Le chef de la police de Toronto s’est exprimé au sujet des trois agents hors service qui ont été accusés en Espagne à la suite d’un «grave» incident.
S’exprimant mercredi dans l’émission Moore in the Morning sur Newstalk 1010, le chef Myron Demkiw a abordé pour la première fois ces accusations et a confirmé que les agents avaient été suspendus avec solde.
Ce texte est une traduction d’un article de CTV News.
«J’ai confirmé leur suspension. Nous nous efforçons de prendre contact avec la police espagnole afin d’obtenir les détails dont nous avons besoin pour entamer nos procédures», a-t-il dit, précisant que les trois agents sont désormais de retour au Canada.
Les détails de l’incident n’ont pas été rendus publics. Selon La Presse canadienne, trois agents de police canadiens en vacances à Barcelone ont été arrêtés pour agression sexuelle présumée et voies de fait sur une travailleuse du sexe, citant plusieurs sites d’information espagnols.
Ces agents ne se trouvaient pas en Espagne dans le cadre de leurs fonctions officielles.
Un porte-parole de la police de Toronto avait précédemment confirmé à CTV News que trois de ses membres avaient été accusés, sans toutefois entrer dans les détails de l’incident. Selon lui, les allégations portées contre les agents étaient «graves». L’un des trois agents est rentré au Canada en début de semaine.

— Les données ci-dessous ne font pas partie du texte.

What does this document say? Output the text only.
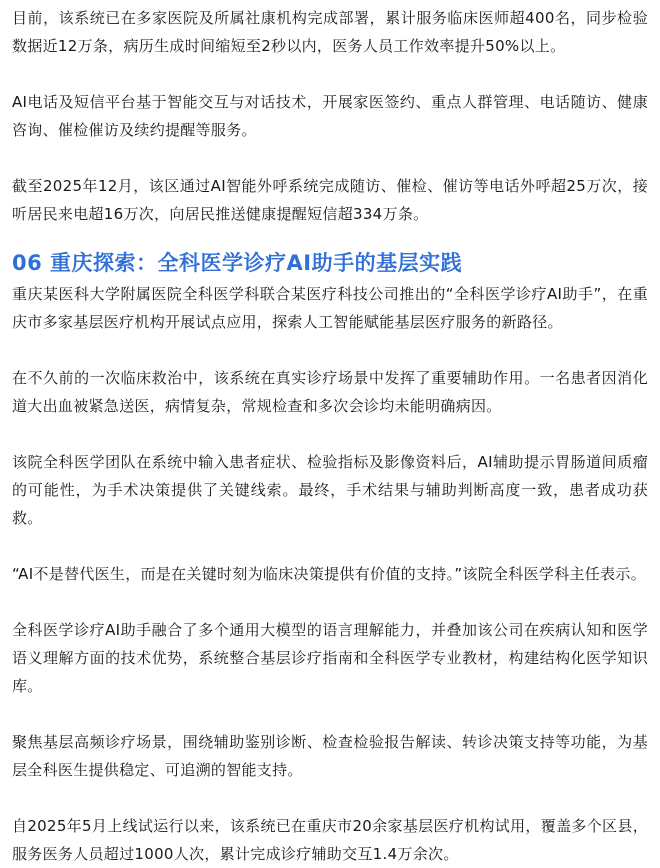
目前，该系统已在多家医院及所属社康机构完成部署，累计服务临床医师超400名，同步检验数据近12万条，病历生成时间缩短至2秒以内，医务人员工作效率提升50%以上。

AI电话及短信平台基于智能交互与对话技术，开展家医签约、重点人群管理、电话随访、健康咨询、催检催访及续约提醒等服务。

截至2025年12月，该区通过AI智能外呼系统完成随访、催检、催访等电话外呼超25万次，接听居民来电超16万次，向居民推送健康提醒短信超334万条。

06 重庆探索：全科医学诊疗AI助手的基层实践

重庆某医科大学附属医院全科医学科联合某医疗科技公司推出的“全科医学诊疗AI助手”，在重庆市多家基层医疗机构开展试点应用，探索人工智能赋能基层医疗服务的新路径。

在不久前的一次临床救治中，该系统在真实诊疗场景中发挥了重要辅助作用。一名患者因消化道大出血被紧急送医，病情复杂，常规检查和多次会诊均未能明确病因。

该院全科医学团队在系统中输入患者症状、检验指标及影像资料后，AI辅助提示胃肠道间质瘤的可能性，为手术决策提供了关键线索。最终，手术结果与辅助判断高度一致，患者成功获救。

“AI不是替代医生，而是在关键时刻为临床决策提供有价值的支持。”该院全科医学科主任表示。

全科医学诊疗AI助手融合了多个通用大模型的语言理解能力，并叠加该公司在疾病认知和医学语义理解方面的技术优势，系统整合基层诊疗指南和全科医学专业教材，构建结构化医学知识库。

聚焦基层高频诊疗场景，围绕辅助鉴别诊断、检查检验报告解读、转诊决策支持等功能，为基层全科医生提供稳定、可追溯的智能支持。

自2025年5月上线试运行以来，该系统已在重庆市20余家基层医疗机构试用，覆盖多个区县，服务医务人员超过1000人次，累计完成诊疗辅助交互1.4万余次。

La police de Toronto ne divulguera pas l’identité des agents tant que la procédure judiciaire espagnole est en cours. Cependant, des sources ont confirmé à CTV News et à CP24 que les agents impliqués sont les agents Evan Glennie, Rich Rand et Caglar Yigit.
Dans un communiqué séparé, l’Association de la police de Toronto a confirmé avoir pris connaissance de l’incident impliquant trois de ses membres, mais n’a fourni aucun autre détail.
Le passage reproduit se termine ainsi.